Summer Olympics in Tokyo headed for almost certain delay
The Tokyo Olympics are going to happen, but almost surely in 2021 rather than in four months as planned.
This became clear after the International Olympic Committee on Sunday announced it was considering a postponement and would make a final decision within four weeks. Major Olympic nations like Canada and Australia have added pressure by saying they will not send teams if the games are staged this year, over fear of the still-spreading coronavirus disease.
International Olympic Committee President Thomas Bach sent a letter to athletes explaining the decision, while also acknowledging the extended timeline might not be popular.
The Tokyo 2020 Olympic flame is displayed outside the railway station in Tono, Iwate prefecture on March 22, 2020.
“I know that this unprecedented situation leaves many of your questions open,” he wrote. “I also know that this rational approach may not be in line with the emotions many of you have to go through.”
– Associated Press
Hong Kong to ban all non-resident arrivals over virus
Hong Kong will ban all non-residents from entering the financial hub from Wednesday, its leader said Monday, as it tries to halt a recent spike in virus infections from people returning from abroad.
“From midnight of March 25, all non-Hong Kong residents flying in from overseas will not be allowed into the city,” Chief Executive Carrie Lam said, adding the order would be in place for at least two weeks.
Japan requiring 2-week quarantine for all visitors from U.S.
Japanese Prime Minister Shinzo Abe announced Monday that Japan will require all visitors from the United States to be quarantined for 14 days. That includes Japanese and Americans and is effective Thursday through the end of April.
He cited escalating COVID-19 infections around the world, especially in the U.S. and Europe in recent weeks.
Japan on Sunday raised a travel advisory for the U.S., urging the Japanese citizens not to make nonessential trips to the U.S.

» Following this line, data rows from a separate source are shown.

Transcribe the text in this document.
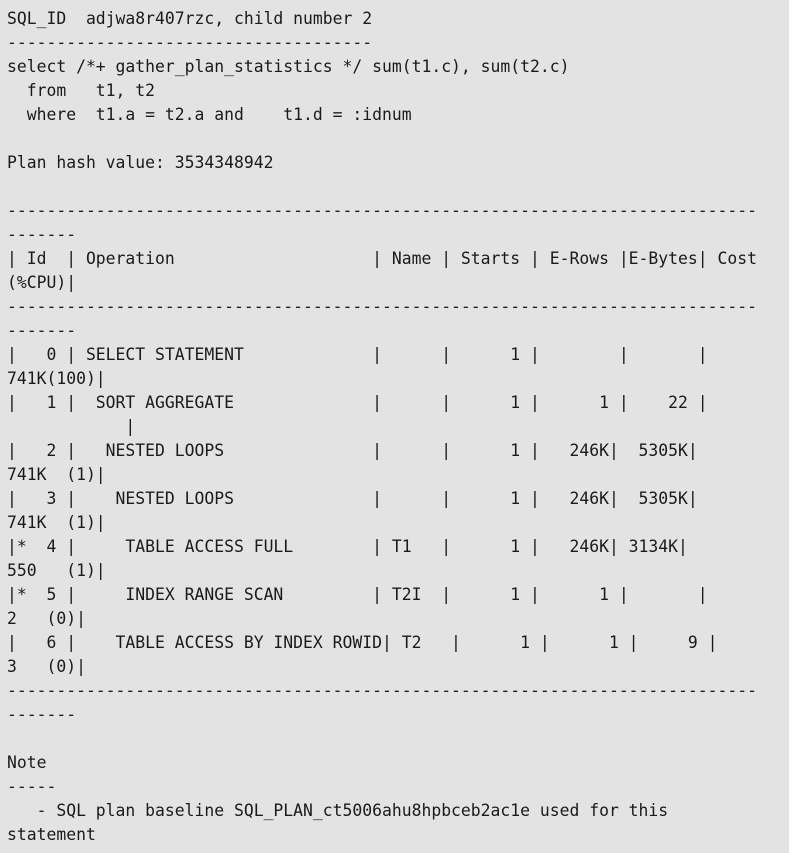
SQL_ID  adjwa8r407rzc, child number 2
-------------------------------------
select /*+ gather_plan_statistics */ sum(t1.c), sum(t2.c)
from   t1, t2
where  t1.a = t2.a and    t1.d = :idnum
Plan hash value: 3534348942
----------------------------------------------------------------------------
-------
| Id  | Operation                    | Name | Starts | E-Rows |E-Bytes| Cost
(%CPU)|
----------------------------------------------------------------------------
-------
|   0 | SELECT STATEMENT             |      |      1 |        |       |
741K(100)|
|   1 |  SORT AGGREGATE              |      |      1 |      1 |    22 |
|
|   2 |   NESTED LOOPS               |      |      1 |   246K|  5305K|
741K  (1)|
|   3 |    NESTED LOOPS              |      |      1 |   246K|  5305K|
741K  (1)|
|*  4 |     TABLE ACCESS FULL        | T1   |      1 |   246K| 3134K|
550   (1)|
|*  5 |     INDEX RANGE SCAN         | T2I  |      1 |      1 |       |
2   (0)|
|   6 |    TABLE ACCESS BY INDEX ROWID| T2   |      1 |      1 |     9 |
3   (0)|
----------------------------------------------------------------------------
-------
Note
-----
- SQL plan baseline SQL_PLAN_ct5006ahu8hpbceb2ac1e used for this
statement
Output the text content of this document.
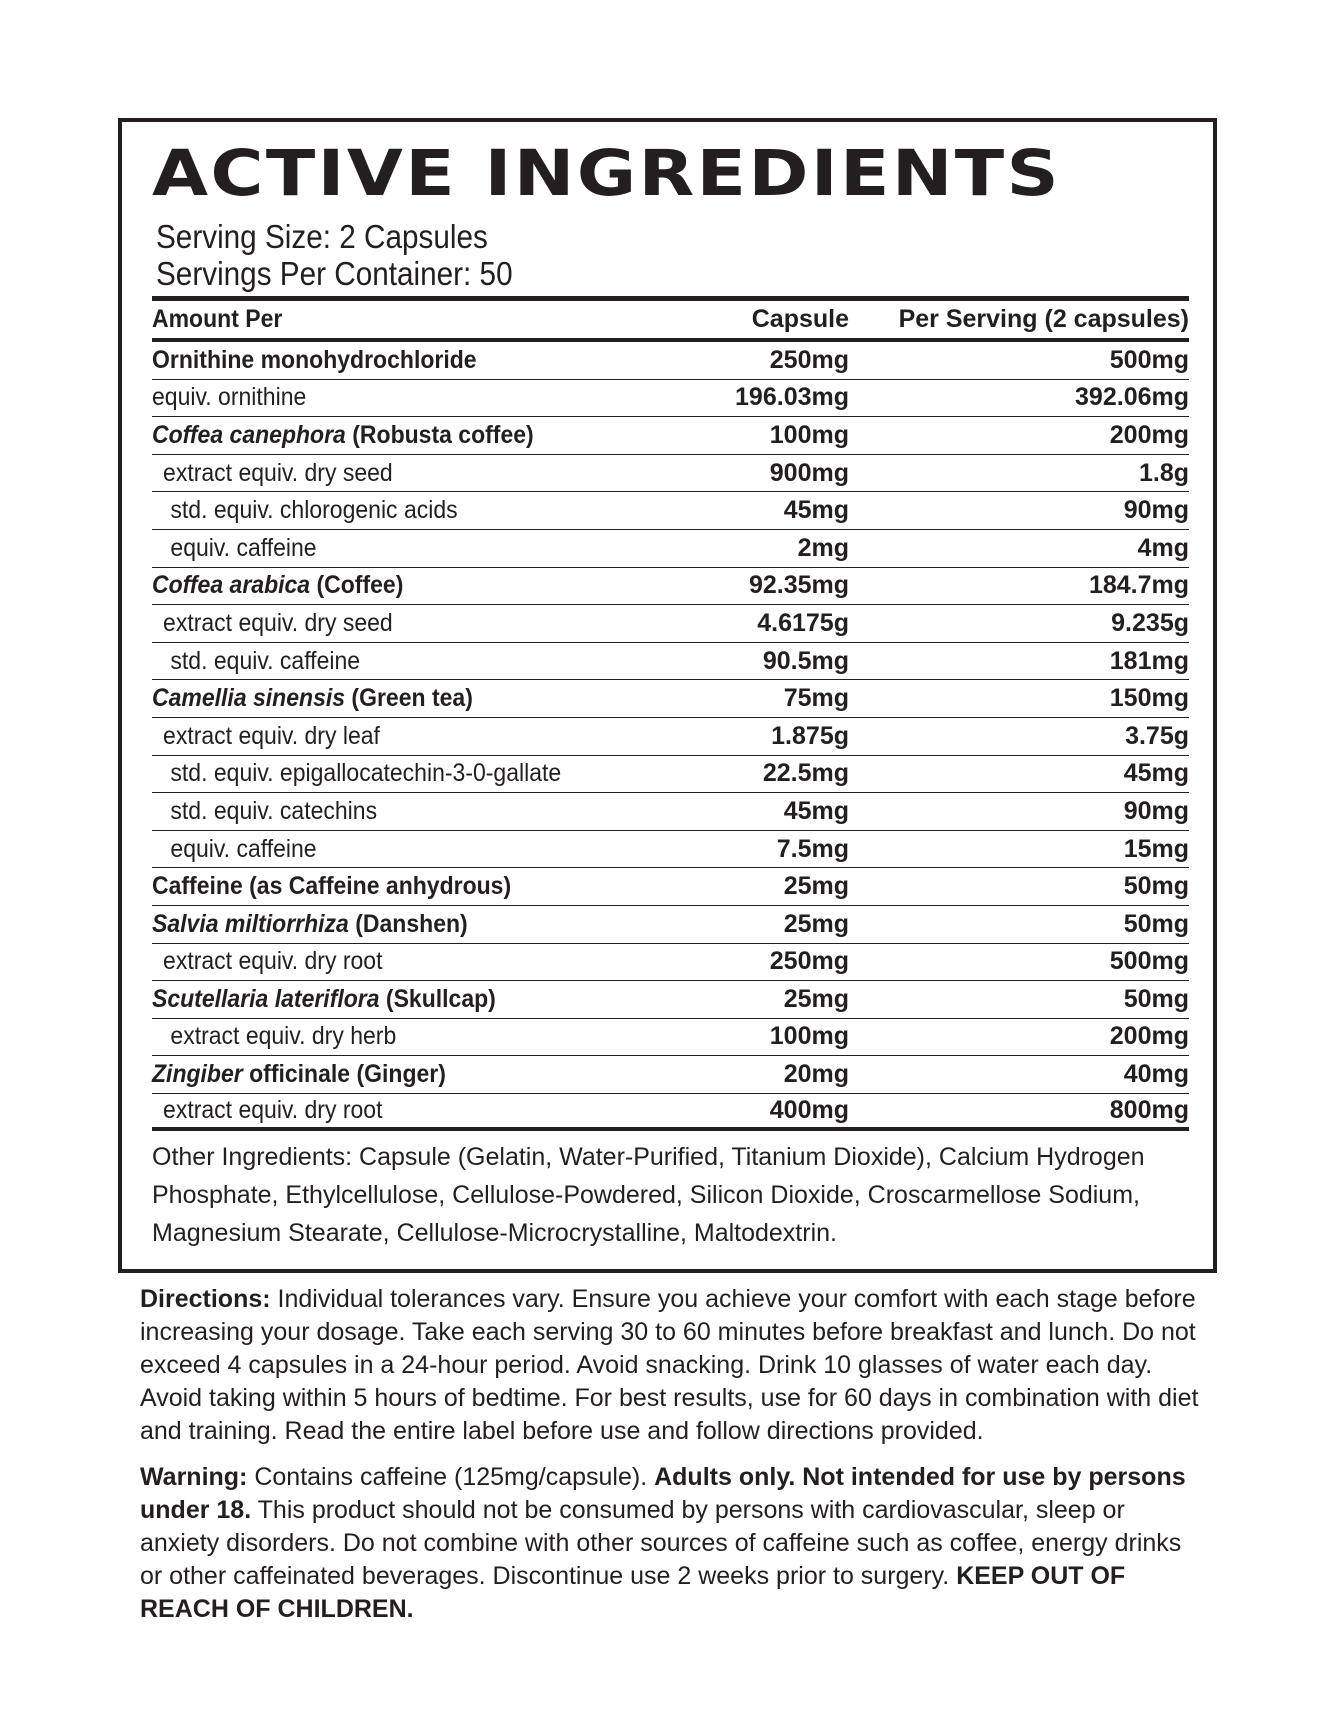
ACTIVE INGREDIENTS
Serving Size: 2 Capsules
Servings Per Container: 50
Amount Per	Capsule	Per Serving (2 capsules)
Ornithine monohydrochloride	250mg	500mg
equiv. ornithine	196.03mg	392.06mg
Coffea canephora (Robusta coffee)	100mg	200mg
extract equiv. dry seed	900mg	1.8g
std. equiv. chlorogenic acids	45mg	90mg
equiv. caffeine	2mg	4mg
Coffea arabica (Coffee)	92.35mg	184.7mg
extract equiv. dry seed	4.6175g	9.235g
std. equiv. caffeine	90.5mg	181mg
Camellia sinensis (Green tea)	75mg	150mg
extract equiv. dry leaf	1.875g	3.75g
std. equiv. epigallocatechin-3-0-gallate	22.5mg	45mg
std. equiv. catechins	45mg	90mg
equiv. caffeine	7.5mg	15mg
Caffeine (as Caffeine anhydrous)	25mg	50mg
Salvia miltiorrhiza (Danshen)	25mg	50mg
extract equiv. dry root	250mg	500mg
Scutellaria lateriflora (Skullcap)	25mg	50mg
extract equiv. dry herb	100mg	200mg
Zingiber officinale (Ginger)	20mg	40mg
extract equiv. dry root	400mg	800mg
Other Ingredients: Capsule (Gelatin, Water-Purified, Titanium Dioxide), Calcium Hydrogen Phosphate, Ethylcellulose, Cellulose-Powdered, Silicon Dioxide, Croscarmellose Sodium, Magnesium Stearate, Cellulose-Microcrystalline, Maltodextrin.

Directions: Individual tolerances vary. Ensure you achieve your comfort with each stage before increasing your dosage. Take each serving 30 to 60 minutes before breakfast and lunch. Do not exceed 4 capsules in a 24-hour period. Avoid snacking. Drink 10 glasses of water each day. Avoid taking within 5 hours of bedtime. For best results, use for 60 days in combination with diet and training. Read the entire label before use and follow directions provided.

Warning: Contains caffeine (125mg/capsule). Adults only. Not intended for use by persons under 18. This product should not be consumed by persons with cardiovascular, sleep or anxiety disorders. Do not combine with other sources of caffeine such as coffee, energy drinks or other caffeinated beverages. Discontinue use 2 weeks prior to surgery. KEEP OUT OF REACH OF CHILDREN.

Abe noted the U.S. recently took similar measures and urged Americans not to make nonessential trips to Japan and required a 14-day quarantine for entrants.

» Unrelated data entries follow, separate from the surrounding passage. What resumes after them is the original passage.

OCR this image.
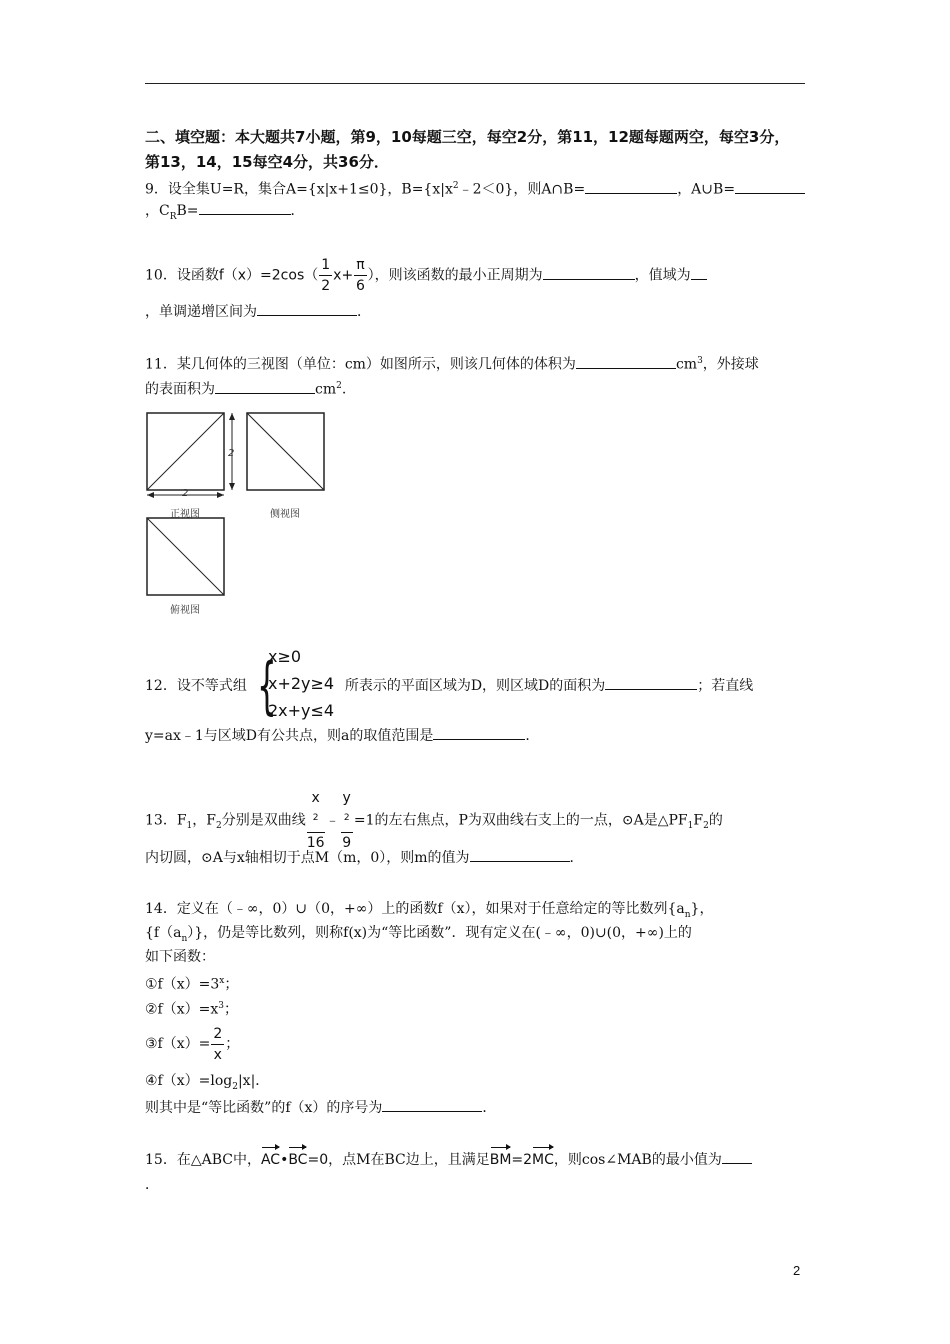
二、填空题：本大题共7小题，第9，10每题三空，每空2分，第11，12题每题两空，每空3分，
第13，14，15每空4分，共36分．
9．设全集U=R，集合A={x|x+1≤0}，$B=\{x|x^2﹣2<0\}$，则A∩B=	，A∪B=
，$C_RB=$	．
10．设函数$f(x)=2\cos( \frac{1}{2} x+ \frac{\pi}{6}$ ），则该函数的最小正周期为	，值域为
，单调递增区间为	．
11．某几何体的三视图（单位：cm）如图所示，则该几何体的体积为	$cm^3$，外接球
的表面积为	$cm^2$.
2
2
正视图	侧视图
俯视图
12．设不等式组	所表示的平面区域为D，则区域D的面积为	；若直线
{
x≥0
x+2y≥4
2x+y≤4
y=ax﹣1与区域D有公共点，则a的取值范围是	．
13．$F_1$，$F_2$分别是双曲线 x
$^2$
16 ﹣ y
$^2$
9 =1的左右焦点，P为双曲线右支上的一点，⊙A是$\triangle PF_1F_2$的
内切圆，⊙A与x轴相切于点M（m，0），则m的值为	．
14．定义在（﹣∞，0）∪（0，+∞）上的函数f（x），如果对于任意给定的等比数列$\{a_n\}$，
$\{f(a_n)\}$，仍是等比数列，则称f(x)为“等比函数”．现有定义在(﹣∞，0)∪(0，+∞)上的
如下函数：
$①f(x)=3^x$；
$②f(x)=x^3$；
③f（x）= $\frac{2}{x}$ ；
$④f(x)=\log_2|x|$．
则其中是“等比函数”的f（x）的序号为	．
15．在△ABC中，AC•BC=0，点M在BC边上，且满足BM=2MC，则cos∠MAB的最小值为
．
2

He said Monday’s quarantine requirement is in line with measures taken by other countries.
– The Associated Press
Secret Service employee tests positive
The U.S. Secret Service says one of its employees has COVID-19, but it’s not saying whether that employee is an agent.

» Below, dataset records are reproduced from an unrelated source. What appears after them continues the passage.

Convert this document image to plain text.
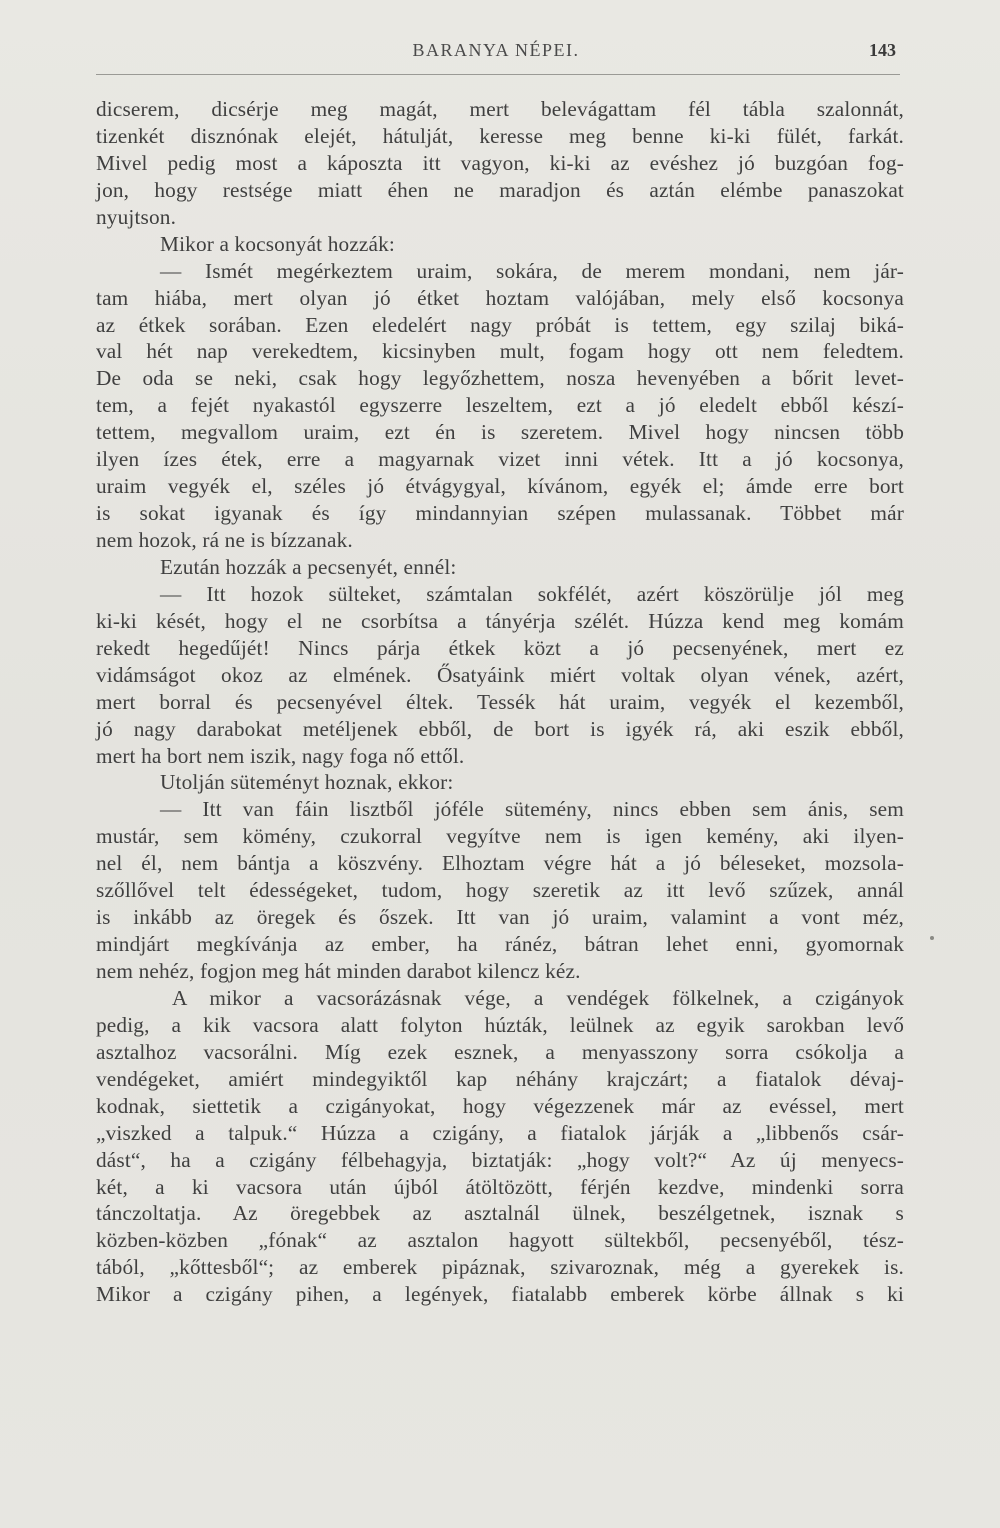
BARANYA NÉPEI.	143
dicserem, dicsérje meg magát, mert belevágattam fél tábla szalonnát,
tizenkét disznónak elejét, hátulját, keresse meg benne ki-ki fülét, farkát.
Mivel pedig most a káposzta itt vagyon, ki-ki az evéshez jó buzgóan fog-
jon, hogy restsége miatt éhen ne maradjon és aztán elémbe panaszokat
nyujtson.
Mikor a kocsonyát hozzák:
— Ismét megérkeztem uraim, sokára, de merem mondani, nem jár-
tam hiába, mert olyan jó étket hoztam valójában, mely első kocsonya
az étkek sorában. Ezen eledelért nagy próbát is tettem, egy szilaj biká-
val hét nap verekedtem, kicsinyben mult, fogam hogy ott nem feledtem.
De oda se neki, csak hogy legyőzhettem, nosza hevenyében a bőrit levet-
tem, a fejét nyakastól egyszerre leszeltem, ezt a jó eledelt ebből készí-
tettem, megvallom uraim, ezt én is szeretem. Mivel hogy nincsen több
ilyen ízes étek, erre a magyarnak vizet inni vétek. Itt a jó kocsonya,
uraim vegyék el, széles jó étvágygyal, kívánom, egyék el; ámde erre bort
is sokat igyanak és így mindannyian szépen mulassanak. Többet már
nem hozok, rá ne is bízzanak.
Ezután hozzák a pecsenyét, ennél:
— Itt hozok sülteket, számtalan sokfélét, azért köszörülje jól meg
ki-ki kését, hogy el ne csorbítsa a tányérja szélét. Húzza kend meg komám
rekedt hegedűjét! Nincs párja étkek közt a jó pecsenyének, mert ez
vidámságot okoz az elmének. Ősatyáink miért voltak olyan vének, azért,
mert borral és pecsenyével éltek. Tessék hát uraim, vegyék el kezemből,
jó nagy darabokat metéljenek ebből, de bort is igyék rá, aki eszik ebből,
mert ha bort nem iszik, nagy foga nő ettől.
Utolján süteményt hoznak, ekkor:
— Itt van fáin lisztből jóféle sütemény, nincs ebben sem ánis, sem
mustár, sem kömény, czukorral vegyítve nem is igen kemény, aki ilyen-
nel él, nem bántja a köszvény. Elhoztam végre hát a jó béleseket, mozsola-
szőllővel telt édességeket, tudom, hogy szeretik az itt levő szűzek, annál
is inkább az öregek és őszek. Itt van jó uraim, valamint a vont méz,
mindjárt megkívánja az ember, ha ránéz, bátran lehet enni, gyomornak
nem nehéz, fogjon meg hát minden darabot kilencz kéz.
A mikor a vacsorázásnak vége, a vendégek fölkelnek, a czigányok
pedig, a kik vacsora alatt folyton húzták, leülnek az egyik sarokban levő
asztalhoz vacsorálni. Míg ezek esznek, a menyasszony sorra csókolja a
vendégeket, amiért mindegyiktől kap néhány krajczárt; a fiatalok dévaj-
kodnak, siettetik a czigányokat, hogy végezzenek már az evéssel, mert
„viszked a talpuk.“ Húzza a czigány, a fiatalok járják a „libbenős csár-
dást“, ha a czigány félbehagyja, biztatják: „hogy volt?“ Az új menyecs-
két, a ki vacsora után újból átöltözött, férjén kezdve, mindenki sorra
tánczoltatja. Az öregebbek az asztalnál ülnek, beszélgetnek, isznak s
közben-közben „fónak“ az asztalon hagyott sültekből, pecsenyéből, tész-
tából, „kőttesből“; az emberek pipáznak, szivaroznak, még a gyerekek is.
Mikor a czigány pihen, a legények, fiatalabb emberek körbe állnak s ki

The service said in a statement early Monday that an employee tested positive for the disease and is in quarantine.
It said it did a thorough check and determined the employee hasn’t had contact with any other Secret Service employee or person the service protects for almost three weeks.
South Korea ramps up screenings of air passengers from Europe
South Korea says it tested more than 1,440 passengers arriving from Europe for the coronavirus as the country tightens border controls to prevent the illness from re-entering from the West.
The office of Prime Minister Chung Se-kyun on Monday said 152 of the passengers who arrived on Sunday were tested at airport isolation facilities after exhibiting fever or respiratory symptoms.
The office says the other 1,290 passengers were taken to an employee training center of the SK business group in Incheon and that six of them have so far been sent home after testing negative.
South Korea began testing all passengers arriving from Europe on Sunday and enforcing 14-day quarantines on South Korean nationals arriving from Europe and foreigners entering the country from Europe on long-term stay visas.
Chung says his government is also considering expanding the measures to passengers arriving from North America.